Obesitas is een groter wordend probleem en ook steeds meer kinderen zijn zwaarlijvig. Een studie toont nu aan dat YouTubers en hun posts op sociale media een negatieve invloed kunnen hebben op de eetgewoonten van kinderen.
Wat kinderen zien op sociale media heeft invloed op wat ze eten. Dat is een conclusie die je kan halen uit een studie die werd voorgesteld tijdens het European Congress on Obesity. Voor de studie werden de eetgewoontes van 176 kinderen onderzocht door hen verschillende sociale media posts te laten zien.
Ongezonde snacks
De 176 kinderen die deelnamen aan het onderzoek werden in drie groepen verdeeld, dat schrijft BBC. De verschillende groepen kregen ofwel foto’s te zien van influencers die ongezonde snacks aan het eten waren, ofwel zagen ze foto’s van influencers die iets gezond aten, ofwel kregen ze foto’s te zien die helemaal niks met voeding te maken hadden.

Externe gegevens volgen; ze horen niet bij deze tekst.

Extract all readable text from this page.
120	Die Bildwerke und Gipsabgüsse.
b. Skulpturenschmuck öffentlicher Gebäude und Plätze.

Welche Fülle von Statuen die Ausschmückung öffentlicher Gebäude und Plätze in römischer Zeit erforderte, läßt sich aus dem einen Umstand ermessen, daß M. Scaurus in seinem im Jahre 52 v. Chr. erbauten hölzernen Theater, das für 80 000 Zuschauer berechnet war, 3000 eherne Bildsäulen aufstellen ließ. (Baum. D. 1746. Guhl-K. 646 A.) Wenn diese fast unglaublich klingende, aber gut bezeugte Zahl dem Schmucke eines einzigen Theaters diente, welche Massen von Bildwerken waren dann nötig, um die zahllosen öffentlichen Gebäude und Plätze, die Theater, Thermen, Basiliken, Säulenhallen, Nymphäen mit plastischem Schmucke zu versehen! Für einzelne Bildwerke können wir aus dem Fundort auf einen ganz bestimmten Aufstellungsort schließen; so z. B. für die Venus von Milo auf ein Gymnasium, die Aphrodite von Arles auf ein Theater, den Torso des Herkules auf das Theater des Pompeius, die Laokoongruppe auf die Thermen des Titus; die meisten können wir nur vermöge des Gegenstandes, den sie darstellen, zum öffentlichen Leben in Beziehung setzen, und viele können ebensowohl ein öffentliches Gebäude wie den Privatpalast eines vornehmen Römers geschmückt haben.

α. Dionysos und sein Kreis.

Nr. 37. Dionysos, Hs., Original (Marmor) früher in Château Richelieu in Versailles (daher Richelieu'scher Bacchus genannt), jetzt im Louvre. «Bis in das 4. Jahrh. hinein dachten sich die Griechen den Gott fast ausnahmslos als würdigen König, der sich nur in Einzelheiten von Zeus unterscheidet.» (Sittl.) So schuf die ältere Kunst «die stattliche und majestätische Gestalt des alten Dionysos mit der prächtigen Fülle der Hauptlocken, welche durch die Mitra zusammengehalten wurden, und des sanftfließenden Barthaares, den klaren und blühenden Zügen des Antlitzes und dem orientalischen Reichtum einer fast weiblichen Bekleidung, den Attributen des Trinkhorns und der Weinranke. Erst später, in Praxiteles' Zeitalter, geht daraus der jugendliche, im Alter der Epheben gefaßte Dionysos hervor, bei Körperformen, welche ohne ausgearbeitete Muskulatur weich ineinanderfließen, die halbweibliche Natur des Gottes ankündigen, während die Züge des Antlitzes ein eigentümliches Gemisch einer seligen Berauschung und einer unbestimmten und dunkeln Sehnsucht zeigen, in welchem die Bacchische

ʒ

Daarna kregen de kinderen een heleboel snacks voorgeschoteld, zowel gezonde als ongezonde. Daaruit konden de onderzoekers besluiten dat kinderen die foto’s van influencers met ongezonde voeding zagen zo’n 26 procent meer calorieën aten dan de andere kinderen.
De onderzoekers gebruiken posts van Zoella, die een kleine 11 miljoen volgers heeft op Instagram en Alfie Deyes die er 4,5 miljoen heeft.
Strengere regels
De onderzoekers riepen tijdens de voorstelling van studie ook op voor strengere regels, want vaak is het verschil tussen reclame en een gewone post niet duidelijk. Volgens Dr. Emma Boyland van de universiteit van Liverpool, die meewerkte aan de studie, zien kinderen vloggers en influencers als gewone mensen, als één van hen en moeten de influencers zich daar van bewust zijn.
Maar ook gewone reclame op tv kan kinderen aansporen om ongezonder te gaan eten. Op tv is het wel duidelijk wat reclame is, maar ook daar moeten er meer regels zijn. “Overheden moeten nadenken over meer maatregels om obesitas bij kinderen tegen te gaan”, zegt prof Russell Viner. “Het geldt niet alleen voor reclame op tv, maar ook voor online platform waar kinderen steeds meer tijd aan spenderen”.